Before you dip into the versatile editing tool, you're going to have to understand how the basic gameplay functions. Though you won't find any weapon upgrades, screen clearing superbombs, or even scoring chains here, there is one clever mechanic that makes this stand out. Any enemy you destroy can be snatched up by your ship, turning its ammunition against its former allies and providing you with a handy shield. It's a strange maneuver, allowing you to coral a giant ball of foes that can fill up the entire screen, but while it is fun, it's not very deep. A single shot or kamikaze run can whittle your ball of destruction down to just little 'ol naked you, so you'll have to fly deftly between the bullets and sometimes turn your massive fleet invisible to stay alive. There isn't a lot of strategy, though, so you'll get bogged down in repetitive actions after awhile.
The action can get really chaotic.
The hour long, 15-level campaign serves as more of a template than a full-fledged shooter experience. The entire thing was built using the editor, so anything you encounter can be tweaked to your liking. There is the expected array of ships and tanks, but there are also a few flashes of goofy brilliance, giving you a hint of what you can design if you master the art of the editor. Because you can unlock various cheats, more editing options, and previous shooters by the same designer, it's well worth playing through the campaign a few times, but it's certainly not necessary if just want to starting building right away. It isn't the most imaginatively designed tour through Blast Works, but it does showcase a number of play styles and visual diversity.

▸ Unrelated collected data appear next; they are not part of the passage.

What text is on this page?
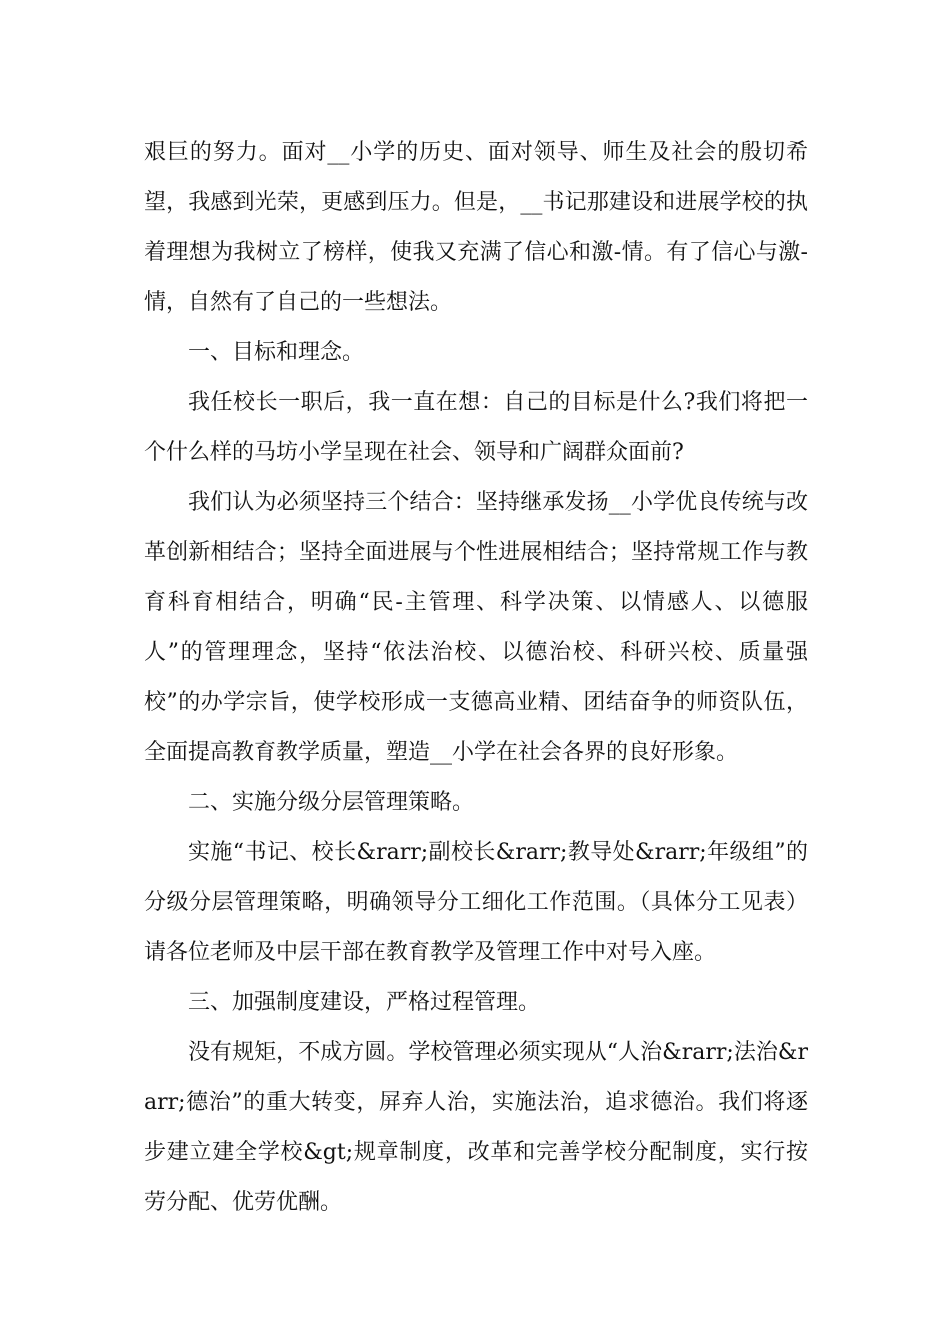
艰巨的努力。面对__小学的历史、面对领导、师生及社会的殷切希望，我感到光荣，更感到压力。但是，__书记那建设和进展学校的执着理想为我树立了榜样，使我又充满了信心和激-情。有了信心与激-情，自然有了自己的一些想法。

一、目标和理念。

我任校长一职后，我一直在想：自己的目标是什么?我们将把一个什么样的马坊小学呈现在社会、领导和广阔群众面前?

我们认为必须坚持三个结合：坚持继承发扬__小学优良传统与改革创新相结合；坚持全面进展与个性进展相结合；坚持常规工作与教育科育相结合，明确“民-主管理、科学决策、以情感人、以德服人”的管理理念，坚持“依法治校、以德治校、科研兴校、质量强校”的办学宗旨，使学校形成一支德高业精、团结奋争的师资队伍，全面提高教育教学质量，塑造__小学在社会各界的良好形象。

二、实施分级分层管理策略。

实施“书记、校长&rarr;副校长&rarr;教导处&rarr;年级组”的分级分层管理策略，明确领导分工细化工作范围。（具体分工见表）请各位老师及中层干部在教育教学及管理工作中对号入座。

三、加强制度建设，严格过程管理。

没有规矩，不成方圆。学校管理必须实现从“人治&rarr;法治&rarr;德治”的重大转变，屏弃人治，实施法治，追求德治。我们将逐步建立建全学校&gt;规章制度，改革和完善学校分配制度，实行按劳分配、优劳优酬。
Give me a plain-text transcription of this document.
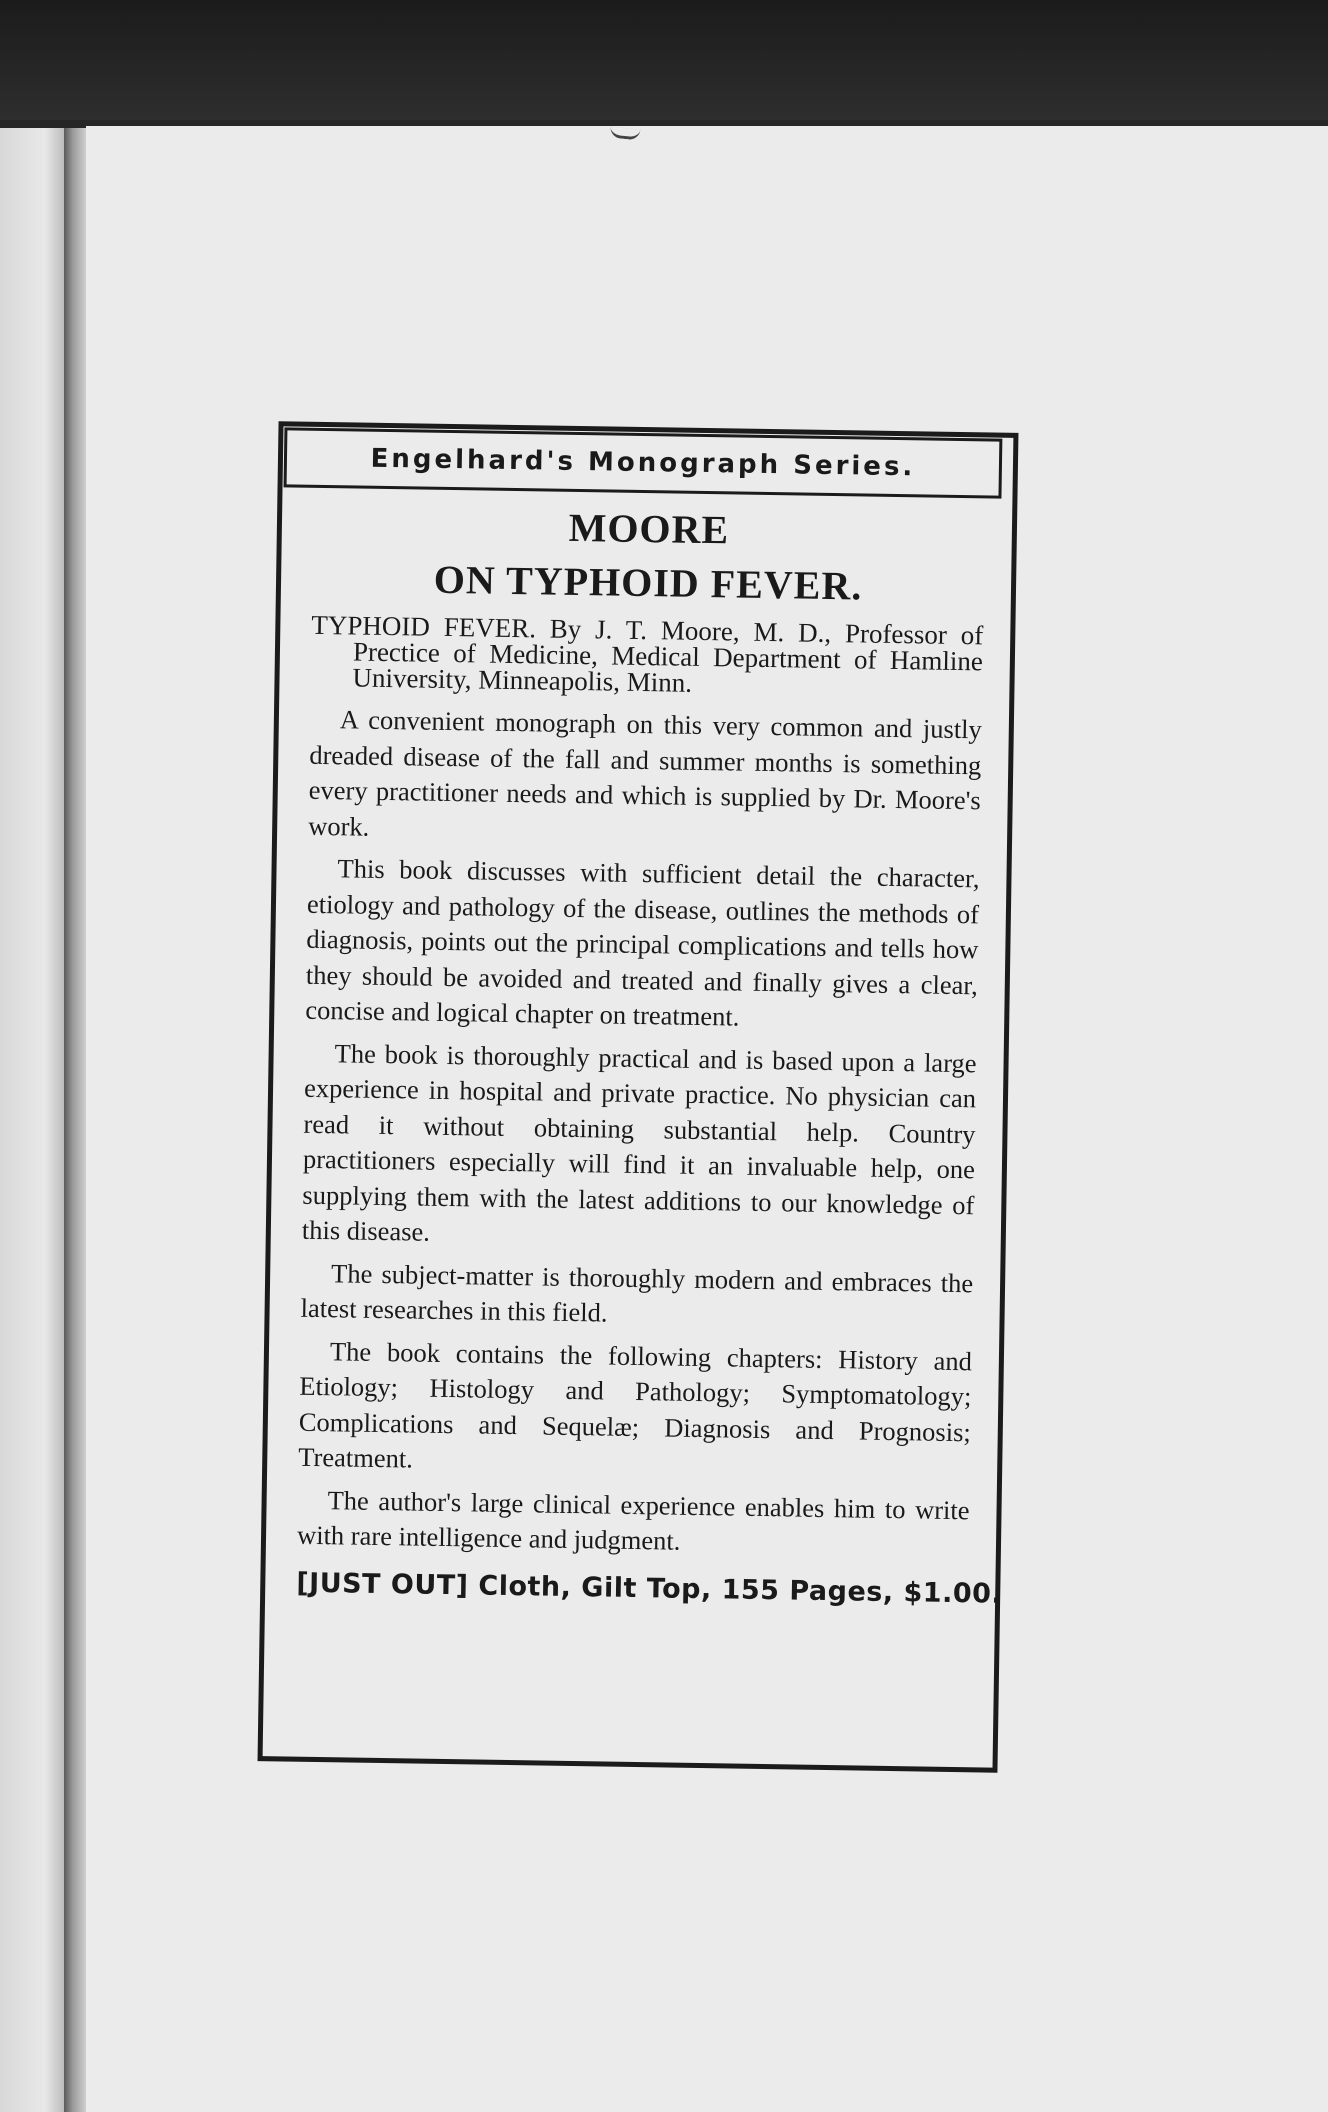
Engelhard's Monograph Series.
MOORE
ON TYPHOID FEVER.

TYPHOID FEVER. By J. T. Moore, M. D., Professor of Prectice of Medicine, Medical Department of Hamline University, Minneapolis, Minn.

A convenient monograph on this very common and justly dreaded disease of the fall and summer months is something every practitioner needs and which is supplied by Dr. Moore's work.

This book discusses with sufficient detail the character, etiology and pathology of the disease, outlines the methods of diagnosis, points out the principal complications and tells how they should be avoided and treated and finally gives a clear, concise and logical chapter on treatment.

The book is thoroughly practical and is based upon a large experience in hospital and private practice. No physician can read it without obtaining substantial help. Country practitioners especially will find it an invaluable help, one supplying them with the latest additions to our knowledge of this disease.

The subject-matter is thoroughly modern and embraces the latest researches in this field.

The book contains the following chapters: History and Etiology; Histology and Pathology; Symptomatology; Complications and Sequelæ; Diagnosis and Prognosis; Treatment.

The author's large clinical experience enables him to write with rare intelligence and judgment.

[JUST OUT] Cloth, Gilt Top, 155 Pages, $1.00.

The main draw is clearly the in-depth editing tool, which is powerful enough to bring even the wackiest ideas to life. The majority of your editing duties will be taken up designing a heroic ship, vile enemies, and unobtrusive scenery. You're limited to just three common shapes--triangle, square, and circle--but because you can stretch and color them to your liking, the only real limitation is your own talent. Until you figure out exactly how to turn some squares and a few isosceles triangles into the bug-eyed teddy bear riding an ice-cream-cone school bus that haunts your nightmares, there is a slight learning curve. But once you get over that initial hump, creating crazy drawings is fast and seamless.